Saturday, April 10, 2010

college station and british synonymy

Dawn comes in bright over College Station. It still looks vaguely like I imagined Ulan Bator to look (but I googled Ulan Bator, and it turns out to be huge, and have mountains in the background, and Chinese temples, and yurts on the outskirts. I haven't seen any yurts here). It's been an excellently stimulating day, from a panel on the digital humanities this morning through to Felicity Nussbaum's talk on Hester Thrale Piozzi this evening - someone about whom I've never really thought about, but whom I can very readily see can be obsessively interesting.

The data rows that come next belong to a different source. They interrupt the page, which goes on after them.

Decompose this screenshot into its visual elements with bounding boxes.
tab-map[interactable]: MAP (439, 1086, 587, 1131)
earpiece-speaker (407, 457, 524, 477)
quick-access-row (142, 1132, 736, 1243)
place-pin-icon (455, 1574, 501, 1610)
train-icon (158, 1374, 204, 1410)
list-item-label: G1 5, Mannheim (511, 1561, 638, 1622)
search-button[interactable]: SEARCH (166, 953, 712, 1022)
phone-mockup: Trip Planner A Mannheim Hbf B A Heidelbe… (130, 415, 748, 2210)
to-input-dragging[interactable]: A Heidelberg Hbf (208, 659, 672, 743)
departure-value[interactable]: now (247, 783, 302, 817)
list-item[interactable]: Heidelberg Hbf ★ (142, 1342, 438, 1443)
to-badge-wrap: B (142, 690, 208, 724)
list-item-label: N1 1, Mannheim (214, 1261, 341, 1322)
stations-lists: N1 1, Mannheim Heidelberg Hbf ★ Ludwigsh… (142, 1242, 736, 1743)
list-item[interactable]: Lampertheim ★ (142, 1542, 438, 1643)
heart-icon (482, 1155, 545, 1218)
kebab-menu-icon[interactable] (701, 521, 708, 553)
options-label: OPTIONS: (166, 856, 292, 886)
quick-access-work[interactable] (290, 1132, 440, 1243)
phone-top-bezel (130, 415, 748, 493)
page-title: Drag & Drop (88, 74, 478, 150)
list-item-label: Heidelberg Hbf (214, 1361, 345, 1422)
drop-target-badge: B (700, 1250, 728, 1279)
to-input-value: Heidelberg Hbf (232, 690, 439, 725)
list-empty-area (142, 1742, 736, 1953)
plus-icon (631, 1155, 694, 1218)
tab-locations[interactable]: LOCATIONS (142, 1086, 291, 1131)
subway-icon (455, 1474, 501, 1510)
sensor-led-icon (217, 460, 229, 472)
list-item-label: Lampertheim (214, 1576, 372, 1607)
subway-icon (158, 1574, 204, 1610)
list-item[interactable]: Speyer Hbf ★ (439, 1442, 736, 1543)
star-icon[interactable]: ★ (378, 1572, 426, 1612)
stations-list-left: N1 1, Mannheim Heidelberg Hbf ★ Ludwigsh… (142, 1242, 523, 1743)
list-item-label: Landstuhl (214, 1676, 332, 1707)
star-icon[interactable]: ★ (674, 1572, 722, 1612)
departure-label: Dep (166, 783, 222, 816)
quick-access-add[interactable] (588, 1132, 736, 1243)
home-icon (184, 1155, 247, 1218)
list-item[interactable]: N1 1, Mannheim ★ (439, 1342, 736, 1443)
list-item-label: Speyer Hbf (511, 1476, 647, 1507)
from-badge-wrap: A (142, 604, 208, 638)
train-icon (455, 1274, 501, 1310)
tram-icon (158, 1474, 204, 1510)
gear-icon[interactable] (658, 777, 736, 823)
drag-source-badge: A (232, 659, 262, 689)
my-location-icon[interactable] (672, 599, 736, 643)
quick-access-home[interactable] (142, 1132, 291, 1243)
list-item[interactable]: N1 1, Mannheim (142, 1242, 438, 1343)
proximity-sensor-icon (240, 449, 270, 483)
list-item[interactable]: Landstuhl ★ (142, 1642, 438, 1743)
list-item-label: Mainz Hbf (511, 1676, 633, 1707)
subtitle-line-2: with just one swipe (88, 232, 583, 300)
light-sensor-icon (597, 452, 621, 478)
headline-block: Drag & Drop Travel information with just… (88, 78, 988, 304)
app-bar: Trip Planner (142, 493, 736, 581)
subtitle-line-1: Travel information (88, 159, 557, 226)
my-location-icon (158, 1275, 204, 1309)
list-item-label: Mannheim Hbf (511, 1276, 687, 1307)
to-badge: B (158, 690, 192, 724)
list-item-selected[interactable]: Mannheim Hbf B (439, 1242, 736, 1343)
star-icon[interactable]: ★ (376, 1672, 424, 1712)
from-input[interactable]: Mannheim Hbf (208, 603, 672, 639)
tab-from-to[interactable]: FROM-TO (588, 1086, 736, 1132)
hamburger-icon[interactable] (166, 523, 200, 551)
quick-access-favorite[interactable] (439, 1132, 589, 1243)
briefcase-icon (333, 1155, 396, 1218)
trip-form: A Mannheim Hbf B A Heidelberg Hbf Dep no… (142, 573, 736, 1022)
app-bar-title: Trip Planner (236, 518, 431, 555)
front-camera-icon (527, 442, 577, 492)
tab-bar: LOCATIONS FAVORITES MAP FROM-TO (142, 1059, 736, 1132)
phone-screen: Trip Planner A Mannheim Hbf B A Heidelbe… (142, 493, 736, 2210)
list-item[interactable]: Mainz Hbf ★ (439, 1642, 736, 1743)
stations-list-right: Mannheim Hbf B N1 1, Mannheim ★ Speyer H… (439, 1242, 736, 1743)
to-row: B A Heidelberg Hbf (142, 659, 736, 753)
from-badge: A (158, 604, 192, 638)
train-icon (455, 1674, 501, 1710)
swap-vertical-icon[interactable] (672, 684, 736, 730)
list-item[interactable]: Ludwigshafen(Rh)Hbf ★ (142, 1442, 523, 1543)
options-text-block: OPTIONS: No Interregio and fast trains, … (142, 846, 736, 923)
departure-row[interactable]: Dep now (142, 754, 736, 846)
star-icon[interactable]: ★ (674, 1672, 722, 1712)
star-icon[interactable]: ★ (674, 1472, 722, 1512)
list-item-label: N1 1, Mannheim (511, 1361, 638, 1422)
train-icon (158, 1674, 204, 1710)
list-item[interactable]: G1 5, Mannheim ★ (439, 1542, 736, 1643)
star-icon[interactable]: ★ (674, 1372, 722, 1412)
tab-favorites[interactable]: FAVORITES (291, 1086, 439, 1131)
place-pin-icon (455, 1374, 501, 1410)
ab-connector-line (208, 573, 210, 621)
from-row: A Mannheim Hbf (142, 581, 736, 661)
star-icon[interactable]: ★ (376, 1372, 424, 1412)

So I've found myself ACTIVE, ASSIDUOUS, SEDULOUS, DILIGENT and INDUSTRIOUS in reading up about her this evening post dinner - and became hooked on her British Synonymy, which is a completely wonderful discursive prototype of a Thesaurus - one never knows if she's going to make reference to a classical text or to Italian customs or to large sized sheep in Leicestershire - it's as though her mind grabs at the first source that comes to mind, and this in itself suggests what fun she must have been as a conversationalist. She differentiates between near-synonyms through building up sentences with examples that show the varied occasions on which one might, indeed, use the words, making quite fine discriminations - sometimes with the effect of writing a whole imaginary plot: "...a man FORSAKES his mistress, ABANDONS all hope of regaining her lost esteem; RELINQUISHES his pretensions in favour of another; GIVES UP a place of trust he held under the government, DESERTS his party, LEAVES his parents in affliction, and QUITS the kingdom forever." What a rat.

Tomorrow, I may turn Hester into a cube. But that's another subject, and I'm still working on that.